Conclusion générale de l’étude prospective cohorte PAQUID

Etude prospective basée sur la population

Cette étude apporte des preuves supplémentaires d’une corrélation possible entre l’utilisation de BZD et le développement de la démence et d’autres troubles cognitifs. Toutefois, cela ne doit pas amener la population à éviter les BZD, qui demeurent des médicaments importants dans le traitement de l’anxiété aiguë et de l’insomnie.

En fait, une fois que la corrélation entre la prise de BZD et la démence a été établie, on peut désormais être en mesure d’évaluer dans quelles conditions les BZD sont réellement capables d’induire une démence. Actuellement, les BZD sont considérés comme des facteurs légers déclenchant la genèse de la démence. D’autres études devront clarifier l’importance de la dose prise et de la durée totale de l’exposition.

Ainsi, jusqu’à ce qu’on détermine des résultats plus concluants, le médecin psychiatre et le généraliste devraient adhérer à un principe de prudence. Dans ce cas, ils doivent limiter la prise des BZD aux cas de réelle nécessité et à une durée totale de quelques semaines.

BZD et diagnostic précoce de la démence

Par ailleurs, on estime qu’une personne âgée de plus de 65 ans sur quatre utilise des BZD. Parmi ceux-ci, les trois quarts l’emploient donc à long terme. En raison de l’absence de thérapies capables de modifier le cours de la démence, il semble essentiel d’agir sur la prévention des causes et le diagnostic précoce. Les démences dégénératives, et la maladie d’Alzheimer en particulier, sont caractérisées par une longue phase préclinique et une phase initiale avec des symptômes multiples.

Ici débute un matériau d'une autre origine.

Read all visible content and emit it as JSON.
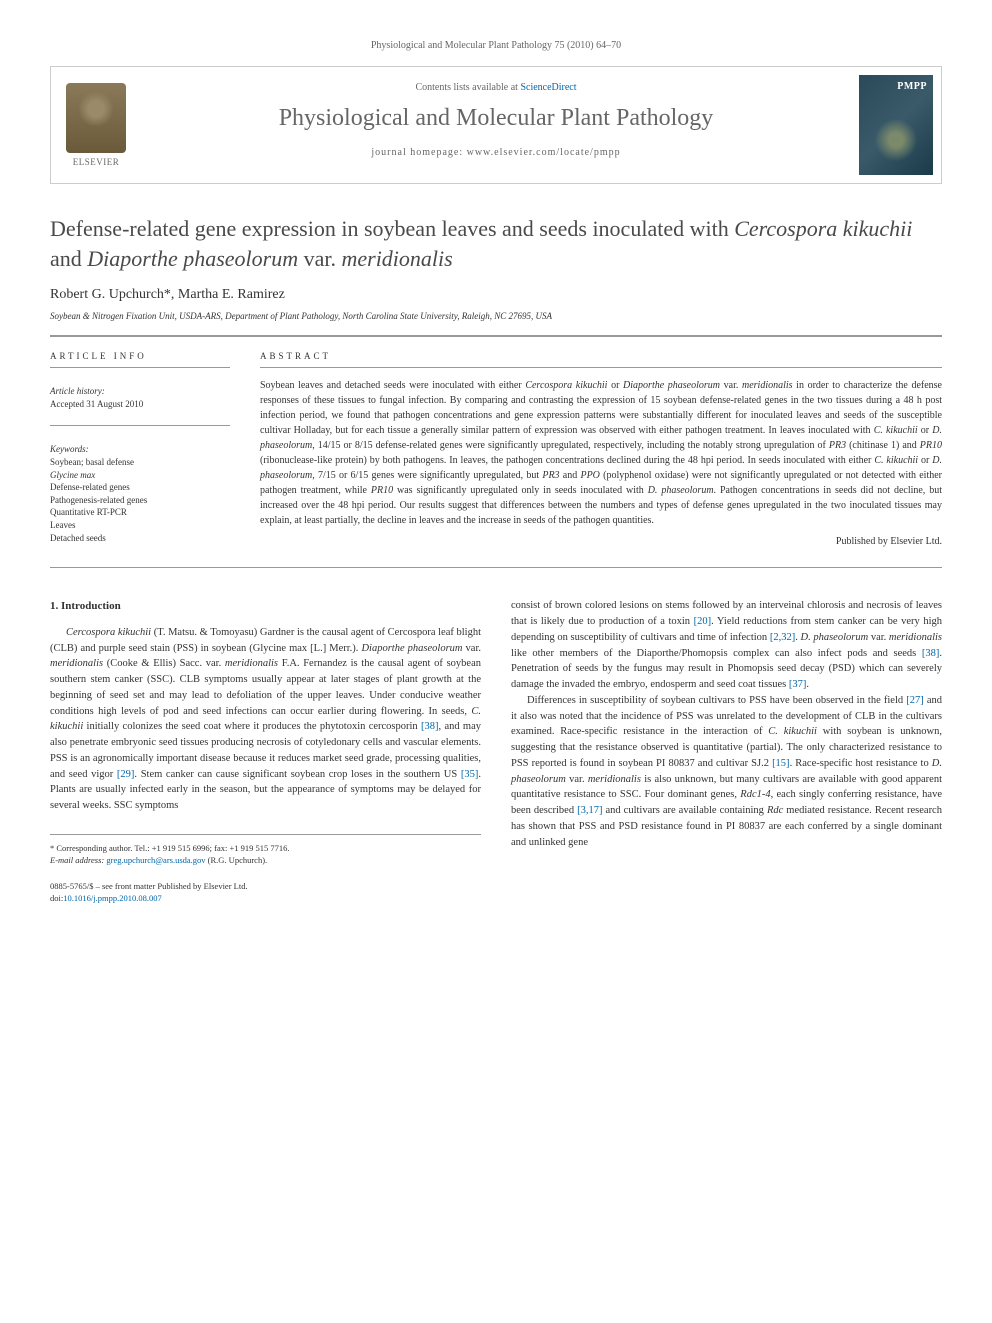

Malheureusement, le diagnostic n’est souvent posé que tardivement, lorsque les symptômes cognitifs sont déjà très évidents et que la maladie est à un stade intermédiaire ou tardif. Le médecin généraliste semble être la personne de confiance habilitée à déceler les premiers signes de détérioration cognitive. Tout cela est possible grâce à la relation qu’il entretient avec la victime et sa famille. Cela permet donc d’entamer un processus diagnostic-thérapeutique à un stade précoce.